Canada’s Ontario province has deemed new-vehicle dealerships “essential workplaces” as the province grapples with gaining control of the novel coronavirus outbreak that is threatening to overwhelm the health-care system.
Premier Doug Ford on Monday afternoon ordered the closure of all non-essential businesses in the province in an effort to stop the spread of the virus.
The order takes effect Tuesday at 11:59 p.m. ET and will last for 14 days. A full list of businesses that are permitted to stay open was released Monday night, early than the province promised.
“Yes, dealerships can stay open,” Ford’s press secretary, Ivana Yelich, confirmed in an email to Automotive News Canada.

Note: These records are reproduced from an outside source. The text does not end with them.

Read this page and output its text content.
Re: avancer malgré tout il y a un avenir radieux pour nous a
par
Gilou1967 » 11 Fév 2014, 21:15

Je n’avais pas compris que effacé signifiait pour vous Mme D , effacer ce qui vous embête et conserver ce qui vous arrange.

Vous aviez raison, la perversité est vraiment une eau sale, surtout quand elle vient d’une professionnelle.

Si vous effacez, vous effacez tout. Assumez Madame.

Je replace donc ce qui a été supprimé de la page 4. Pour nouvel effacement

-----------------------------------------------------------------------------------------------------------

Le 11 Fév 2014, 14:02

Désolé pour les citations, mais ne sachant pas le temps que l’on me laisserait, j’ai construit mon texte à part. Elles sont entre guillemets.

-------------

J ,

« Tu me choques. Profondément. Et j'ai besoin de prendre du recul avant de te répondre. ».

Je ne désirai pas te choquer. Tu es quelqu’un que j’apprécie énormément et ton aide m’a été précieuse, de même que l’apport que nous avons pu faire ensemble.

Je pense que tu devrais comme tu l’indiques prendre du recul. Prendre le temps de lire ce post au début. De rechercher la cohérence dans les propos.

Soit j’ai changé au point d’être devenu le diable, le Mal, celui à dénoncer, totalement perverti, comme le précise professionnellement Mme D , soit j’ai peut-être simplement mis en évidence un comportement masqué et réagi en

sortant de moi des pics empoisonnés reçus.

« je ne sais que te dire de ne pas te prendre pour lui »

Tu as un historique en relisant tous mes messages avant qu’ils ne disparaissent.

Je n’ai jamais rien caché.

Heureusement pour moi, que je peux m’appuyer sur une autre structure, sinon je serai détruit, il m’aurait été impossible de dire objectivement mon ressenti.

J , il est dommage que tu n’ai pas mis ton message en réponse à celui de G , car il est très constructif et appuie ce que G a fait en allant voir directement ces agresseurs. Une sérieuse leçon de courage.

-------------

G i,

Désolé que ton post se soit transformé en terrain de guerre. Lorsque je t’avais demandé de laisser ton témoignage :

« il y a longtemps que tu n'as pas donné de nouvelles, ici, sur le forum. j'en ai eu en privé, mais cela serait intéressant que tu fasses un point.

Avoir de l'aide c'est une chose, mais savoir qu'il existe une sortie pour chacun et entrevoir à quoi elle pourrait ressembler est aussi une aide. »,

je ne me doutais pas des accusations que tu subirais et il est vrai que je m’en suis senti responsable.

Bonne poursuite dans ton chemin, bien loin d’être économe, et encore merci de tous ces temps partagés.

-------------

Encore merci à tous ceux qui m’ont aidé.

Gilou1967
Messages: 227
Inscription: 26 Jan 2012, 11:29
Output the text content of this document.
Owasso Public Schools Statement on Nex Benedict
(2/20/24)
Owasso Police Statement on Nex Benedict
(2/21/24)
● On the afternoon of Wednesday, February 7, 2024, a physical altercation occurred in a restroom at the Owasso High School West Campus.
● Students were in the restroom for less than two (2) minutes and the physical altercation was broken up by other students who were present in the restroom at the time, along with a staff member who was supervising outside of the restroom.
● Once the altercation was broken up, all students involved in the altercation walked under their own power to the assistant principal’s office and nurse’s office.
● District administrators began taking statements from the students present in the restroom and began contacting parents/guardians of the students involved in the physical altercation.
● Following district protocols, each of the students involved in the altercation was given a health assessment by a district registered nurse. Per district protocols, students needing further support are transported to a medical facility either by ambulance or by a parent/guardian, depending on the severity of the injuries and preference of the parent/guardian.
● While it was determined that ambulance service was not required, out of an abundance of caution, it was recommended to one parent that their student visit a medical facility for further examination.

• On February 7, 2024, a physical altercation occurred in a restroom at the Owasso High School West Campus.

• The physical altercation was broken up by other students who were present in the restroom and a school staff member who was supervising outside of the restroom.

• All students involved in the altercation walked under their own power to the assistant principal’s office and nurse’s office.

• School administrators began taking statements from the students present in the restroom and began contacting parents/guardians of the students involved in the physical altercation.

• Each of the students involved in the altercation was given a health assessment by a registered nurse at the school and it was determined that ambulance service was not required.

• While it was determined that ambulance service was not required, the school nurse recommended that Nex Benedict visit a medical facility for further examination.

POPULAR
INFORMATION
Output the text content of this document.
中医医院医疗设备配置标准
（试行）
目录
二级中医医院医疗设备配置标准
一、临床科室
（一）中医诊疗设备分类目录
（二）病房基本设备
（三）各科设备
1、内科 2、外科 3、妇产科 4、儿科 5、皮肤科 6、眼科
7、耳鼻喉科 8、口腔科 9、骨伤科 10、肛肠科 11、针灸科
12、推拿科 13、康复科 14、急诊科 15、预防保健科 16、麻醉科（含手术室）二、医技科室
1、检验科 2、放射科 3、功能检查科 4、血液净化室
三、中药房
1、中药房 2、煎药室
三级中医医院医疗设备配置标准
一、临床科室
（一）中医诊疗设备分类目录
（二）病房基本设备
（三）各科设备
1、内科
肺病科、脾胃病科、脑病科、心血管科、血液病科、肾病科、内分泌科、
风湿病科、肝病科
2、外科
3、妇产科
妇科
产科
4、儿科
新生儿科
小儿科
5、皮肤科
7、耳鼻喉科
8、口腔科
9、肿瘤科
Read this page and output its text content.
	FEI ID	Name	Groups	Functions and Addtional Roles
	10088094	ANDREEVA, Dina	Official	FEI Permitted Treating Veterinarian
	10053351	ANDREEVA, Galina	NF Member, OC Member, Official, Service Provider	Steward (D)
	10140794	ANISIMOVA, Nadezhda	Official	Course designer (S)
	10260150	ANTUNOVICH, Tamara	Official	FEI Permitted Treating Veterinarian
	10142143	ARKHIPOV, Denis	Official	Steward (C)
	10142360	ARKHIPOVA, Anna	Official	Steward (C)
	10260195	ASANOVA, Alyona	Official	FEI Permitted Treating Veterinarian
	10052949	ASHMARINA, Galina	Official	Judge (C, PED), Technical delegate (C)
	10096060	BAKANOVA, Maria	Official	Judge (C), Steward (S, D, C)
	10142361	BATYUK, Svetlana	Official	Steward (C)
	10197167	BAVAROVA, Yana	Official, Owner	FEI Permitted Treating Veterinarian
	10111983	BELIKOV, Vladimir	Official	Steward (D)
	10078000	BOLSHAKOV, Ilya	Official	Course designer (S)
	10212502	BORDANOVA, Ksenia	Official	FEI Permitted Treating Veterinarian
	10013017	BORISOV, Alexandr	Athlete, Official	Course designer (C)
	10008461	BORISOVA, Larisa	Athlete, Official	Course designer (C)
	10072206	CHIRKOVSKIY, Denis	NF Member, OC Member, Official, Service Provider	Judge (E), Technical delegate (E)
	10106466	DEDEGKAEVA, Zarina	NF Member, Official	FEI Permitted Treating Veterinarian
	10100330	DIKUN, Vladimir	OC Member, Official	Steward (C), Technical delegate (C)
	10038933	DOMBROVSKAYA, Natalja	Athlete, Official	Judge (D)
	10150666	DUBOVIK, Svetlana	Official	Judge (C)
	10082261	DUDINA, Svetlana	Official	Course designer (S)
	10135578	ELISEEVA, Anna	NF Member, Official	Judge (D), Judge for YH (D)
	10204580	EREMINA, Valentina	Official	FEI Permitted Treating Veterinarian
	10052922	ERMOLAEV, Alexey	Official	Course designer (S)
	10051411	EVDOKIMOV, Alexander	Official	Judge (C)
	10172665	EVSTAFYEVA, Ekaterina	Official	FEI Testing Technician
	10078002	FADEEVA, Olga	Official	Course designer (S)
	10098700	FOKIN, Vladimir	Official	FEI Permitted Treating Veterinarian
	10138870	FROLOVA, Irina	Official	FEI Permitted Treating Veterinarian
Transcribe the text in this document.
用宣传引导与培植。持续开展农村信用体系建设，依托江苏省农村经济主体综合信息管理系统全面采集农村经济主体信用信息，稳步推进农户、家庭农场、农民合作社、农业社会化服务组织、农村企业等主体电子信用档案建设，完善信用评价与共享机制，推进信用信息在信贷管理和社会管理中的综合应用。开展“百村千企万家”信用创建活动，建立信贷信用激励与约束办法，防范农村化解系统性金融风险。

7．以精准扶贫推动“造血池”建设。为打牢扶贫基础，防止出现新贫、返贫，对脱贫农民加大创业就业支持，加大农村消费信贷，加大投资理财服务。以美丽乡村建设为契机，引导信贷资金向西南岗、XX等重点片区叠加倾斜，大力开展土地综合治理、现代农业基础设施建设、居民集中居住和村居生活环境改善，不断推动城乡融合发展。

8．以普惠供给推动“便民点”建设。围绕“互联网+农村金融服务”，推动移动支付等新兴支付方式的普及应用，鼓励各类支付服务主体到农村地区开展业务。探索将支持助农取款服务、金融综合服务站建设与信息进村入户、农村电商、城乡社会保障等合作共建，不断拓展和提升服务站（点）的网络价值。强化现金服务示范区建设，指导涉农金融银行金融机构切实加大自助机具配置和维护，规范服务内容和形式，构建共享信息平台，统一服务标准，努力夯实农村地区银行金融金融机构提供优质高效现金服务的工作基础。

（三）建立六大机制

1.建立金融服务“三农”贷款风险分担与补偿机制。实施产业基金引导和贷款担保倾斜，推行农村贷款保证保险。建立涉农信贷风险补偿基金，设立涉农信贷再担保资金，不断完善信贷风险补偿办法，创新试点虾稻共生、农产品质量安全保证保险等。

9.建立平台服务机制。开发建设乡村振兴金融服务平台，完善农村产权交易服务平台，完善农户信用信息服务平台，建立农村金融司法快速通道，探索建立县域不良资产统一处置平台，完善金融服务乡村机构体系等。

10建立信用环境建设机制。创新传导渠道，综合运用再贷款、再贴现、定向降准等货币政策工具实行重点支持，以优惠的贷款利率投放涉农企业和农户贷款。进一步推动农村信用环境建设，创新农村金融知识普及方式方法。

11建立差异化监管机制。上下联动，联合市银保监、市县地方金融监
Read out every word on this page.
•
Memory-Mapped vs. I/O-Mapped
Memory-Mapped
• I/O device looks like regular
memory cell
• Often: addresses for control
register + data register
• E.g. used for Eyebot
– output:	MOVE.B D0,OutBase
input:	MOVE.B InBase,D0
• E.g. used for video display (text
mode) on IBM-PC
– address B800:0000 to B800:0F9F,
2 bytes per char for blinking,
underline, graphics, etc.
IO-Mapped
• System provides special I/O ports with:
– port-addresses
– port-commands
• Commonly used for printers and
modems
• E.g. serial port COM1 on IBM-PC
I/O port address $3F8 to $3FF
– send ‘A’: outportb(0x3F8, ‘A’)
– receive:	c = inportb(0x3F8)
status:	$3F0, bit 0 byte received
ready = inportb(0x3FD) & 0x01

The list officially includes “motor vehicle, auto-supply, auto and motor-vehicle-repair, including bicycle repair, aircraft repair, heavy equipment repair, watercraft/marine craft repairs, car and truck dealerships and related facilities.”
Several dealerships across the country — not just in Ontario — service and repair police vehicles, ambulances, firetrucks and delivery vehicles.
For that reason, the head of the Canadian Automobile Dealers Association has already called for dealerships to be recognized by governments as essential businesses in the event of any mandatory lockdown or further retail closures to combat the pandemic.
Ontario on Monday reported 78 new cases of COVID-19, increasing the provincial total to 503. The case total includes six deaths and eight cases that have fully resolved.